Two kids is plenty of kids, which means there will be no daughters for me. Before I had kids -- when I still had principles -- I didn't think it made any difference at all whether I had boys or girls. But now I have resigned myself to certain realities.

There's a difference, you guys.

Boys, girls and the death of my principles
    I must warn you, this column contains obnoxious gender stereotypes that used to make me seethe and fume and growl and shoot lasers from my feminist eyeballs. Then I had kids. Sons, to be specific. And the last 11 years of raising sons have left me totally incapable of even pretending that gender stereotypes don’t have a firm basis in fact.
    There are, of course, exceptions to every rule. But I am not raising any exceptions. I am raising loud, smelly, grunting boys who think pink is gross and that my need to constantly talk to them and ask them questions and subject them to my annoying attention while they are trying to watch golf or SpongeBob is downright oppressive.
    I have been thinking a lot about this lately because I suddenly no longer have any little boys at home. They’ve grown past the stage where I can coerce them into hugging me or shopping with me or listening to me because they are my helpless captives.
    My girlfriends — especially my mom, who is my original best friend — are increasingly important to me as I navigate the realities of living, effectively, in a frat house.
    We talk a lot, my girlfriends and I. We talk about everything. All the time. We talk about our feelings and our relationships and the choices we make and how they define our lives, and we talk about shoes and sometimes, when we’re out of other stuff to talk about, we even talk about our jobs.

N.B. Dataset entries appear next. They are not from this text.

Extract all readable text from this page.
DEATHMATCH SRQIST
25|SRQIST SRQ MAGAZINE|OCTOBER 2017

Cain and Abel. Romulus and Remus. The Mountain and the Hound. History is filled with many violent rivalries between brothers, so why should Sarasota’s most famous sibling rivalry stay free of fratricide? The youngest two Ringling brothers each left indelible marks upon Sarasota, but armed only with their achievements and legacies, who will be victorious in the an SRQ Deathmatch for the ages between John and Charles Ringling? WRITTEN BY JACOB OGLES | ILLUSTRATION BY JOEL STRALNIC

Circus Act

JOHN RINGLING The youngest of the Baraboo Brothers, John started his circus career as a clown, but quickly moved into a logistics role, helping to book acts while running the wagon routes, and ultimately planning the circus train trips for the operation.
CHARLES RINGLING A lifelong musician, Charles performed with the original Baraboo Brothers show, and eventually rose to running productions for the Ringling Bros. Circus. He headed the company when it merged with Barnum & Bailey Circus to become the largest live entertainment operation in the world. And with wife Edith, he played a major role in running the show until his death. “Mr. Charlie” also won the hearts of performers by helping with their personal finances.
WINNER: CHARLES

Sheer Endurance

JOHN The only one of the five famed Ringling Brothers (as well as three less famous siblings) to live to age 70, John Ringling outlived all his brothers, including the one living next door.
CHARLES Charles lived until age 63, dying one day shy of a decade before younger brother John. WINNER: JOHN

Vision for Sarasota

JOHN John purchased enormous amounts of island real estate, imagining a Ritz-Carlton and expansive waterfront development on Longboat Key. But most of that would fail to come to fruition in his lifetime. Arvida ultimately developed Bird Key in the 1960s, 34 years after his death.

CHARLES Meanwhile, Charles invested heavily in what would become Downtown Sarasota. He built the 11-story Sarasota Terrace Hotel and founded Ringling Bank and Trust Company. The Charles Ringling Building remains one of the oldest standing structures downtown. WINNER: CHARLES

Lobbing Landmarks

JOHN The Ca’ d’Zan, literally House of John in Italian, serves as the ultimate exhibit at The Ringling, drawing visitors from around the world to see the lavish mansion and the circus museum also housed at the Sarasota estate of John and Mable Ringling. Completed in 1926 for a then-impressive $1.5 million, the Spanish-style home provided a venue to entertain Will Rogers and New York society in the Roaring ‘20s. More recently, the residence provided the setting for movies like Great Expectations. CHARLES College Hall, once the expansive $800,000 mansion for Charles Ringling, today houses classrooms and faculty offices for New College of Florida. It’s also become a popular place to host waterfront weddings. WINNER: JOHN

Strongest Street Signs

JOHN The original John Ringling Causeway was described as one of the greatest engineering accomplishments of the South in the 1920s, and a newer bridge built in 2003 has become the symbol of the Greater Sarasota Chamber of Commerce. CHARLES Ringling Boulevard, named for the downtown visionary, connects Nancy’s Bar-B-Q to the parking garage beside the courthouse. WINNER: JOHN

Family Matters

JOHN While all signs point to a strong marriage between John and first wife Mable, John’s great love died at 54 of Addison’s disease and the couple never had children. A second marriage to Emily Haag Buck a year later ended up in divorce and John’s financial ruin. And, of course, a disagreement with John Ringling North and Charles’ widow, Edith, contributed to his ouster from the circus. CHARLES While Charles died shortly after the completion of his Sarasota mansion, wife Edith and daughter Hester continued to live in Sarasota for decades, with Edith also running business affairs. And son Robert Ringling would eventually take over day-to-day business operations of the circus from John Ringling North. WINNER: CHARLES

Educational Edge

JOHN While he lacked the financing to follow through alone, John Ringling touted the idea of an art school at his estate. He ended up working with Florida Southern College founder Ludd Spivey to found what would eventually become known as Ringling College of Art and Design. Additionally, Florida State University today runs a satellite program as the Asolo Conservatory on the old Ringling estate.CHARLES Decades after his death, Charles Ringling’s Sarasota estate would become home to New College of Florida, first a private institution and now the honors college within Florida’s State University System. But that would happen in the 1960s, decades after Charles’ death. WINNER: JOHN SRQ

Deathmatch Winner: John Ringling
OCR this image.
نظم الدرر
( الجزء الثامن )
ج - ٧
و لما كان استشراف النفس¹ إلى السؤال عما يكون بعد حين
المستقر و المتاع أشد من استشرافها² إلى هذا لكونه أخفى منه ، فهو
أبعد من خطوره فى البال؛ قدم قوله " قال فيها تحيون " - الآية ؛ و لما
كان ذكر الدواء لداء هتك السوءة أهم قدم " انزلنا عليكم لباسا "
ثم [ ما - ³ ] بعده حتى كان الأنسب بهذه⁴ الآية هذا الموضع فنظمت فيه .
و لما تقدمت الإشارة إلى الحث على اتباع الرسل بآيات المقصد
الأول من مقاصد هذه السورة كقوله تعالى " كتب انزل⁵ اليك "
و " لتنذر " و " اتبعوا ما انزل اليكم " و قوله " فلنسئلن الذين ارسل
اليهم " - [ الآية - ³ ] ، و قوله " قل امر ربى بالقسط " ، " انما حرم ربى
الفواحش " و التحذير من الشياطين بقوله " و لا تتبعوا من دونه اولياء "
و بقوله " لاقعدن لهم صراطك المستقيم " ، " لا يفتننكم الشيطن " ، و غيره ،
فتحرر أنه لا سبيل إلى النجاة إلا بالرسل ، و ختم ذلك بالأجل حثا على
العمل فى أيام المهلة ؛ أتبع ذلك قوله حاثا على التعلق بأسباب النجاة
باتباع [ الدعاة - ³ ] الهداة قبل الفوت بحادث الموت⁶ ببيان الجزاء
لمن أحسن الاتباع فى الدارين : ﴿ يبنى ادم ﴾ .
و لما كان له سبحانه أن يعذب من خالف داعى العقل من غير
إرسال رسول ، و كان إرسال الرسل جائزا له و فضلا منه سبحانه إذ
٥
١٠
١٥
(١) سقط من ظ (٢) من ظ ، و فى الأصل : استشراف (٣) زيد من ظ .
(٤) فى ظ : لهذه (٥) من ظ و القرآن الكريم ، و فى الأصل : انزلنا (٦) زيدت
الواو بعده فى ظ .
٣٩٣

    When I ask them how they are, my girlfriends never mumble the word “fine.” They TELL ME how they are.
    “Why do women need to hear everything said out loud?” a male friend once asked me. “Sometimes I think they care more about hearing stuff out loud than they care about whether or not the stuff is true.”
    Because we’re women, OK? That’s why. Why do men have such a strong aversion to explicitly stating what they’re thinking and feeling? Because they’re men, OK? That’s why.
    I often tell my sons that I love them. They’re generally pretty tolerant of this, but they have a decidedly male approach in their responses these days. My youngest, Ben, who is 6, recently responded to “I love you so much” by touching my face and gazing steadily at me with his impossibly blue eyes and saying, “I do too, Mom.”
    You do too, Ben? You love you so much too? Good to know. Glad things are working out between you and yourself.
    OK, OK, I know what he meant. But I really should do a huge favor for the women who will one day be part of his life by explaining to him that “I do too” and “Me too” and, oh heaven forbid, “Ditto,” are not ideal responses to “I love you.”
    At a party my family recently attended, the small and stunningly adorable daughter of a friend crawled into my lap and curled up for a long stay.
    She talked to me about her yellow hairband and how it coordinated with the stripes in her dress and about the spellings of her name and her friends’ names and the letters of the alphabet that are harder to write than some other letters. She got up at one point and disappeared, but soon returned with her blanket and covered us up as she resumed chatting from her perch in my lap.
    It all made me ridiculously, deliriously happy.
    Meanwhile, my sons and the other boys at the party (including this little girl’s older brother) were dragging a ladder over to a shed so they could clamber onto its decidedly rickety roof. Then they headed out for a hike, during which they found rocks that had the delightful quality of being easy to smash into smaller rocks when violently hurled and stomped with great force.
    People, do not tell me gender stereotypes don’t have a basis in reality. I fought the good fight. I gave my sons dolls. They used them as cargo and speed bumps for their toy dump trucks. I told them pink is NOT a girl color. They made fart noises with their armpits.
    I tell my sons: Hey, I am a girl! I am an athlete! I am a breadwinner! I am fierce and smart and strong, and I don’t really like pink, either! Stereotypes are bad!
    But I also clearly see that as long as I insist on all this hugging and kissing and talking and “I love you so much” stuff, I have zero credibility with them on this topic. None.
    So I’m done. I give up. And now I’m going to brunch to talk about this with my girlfriends.
At least our house is thoroughly prepared for attack.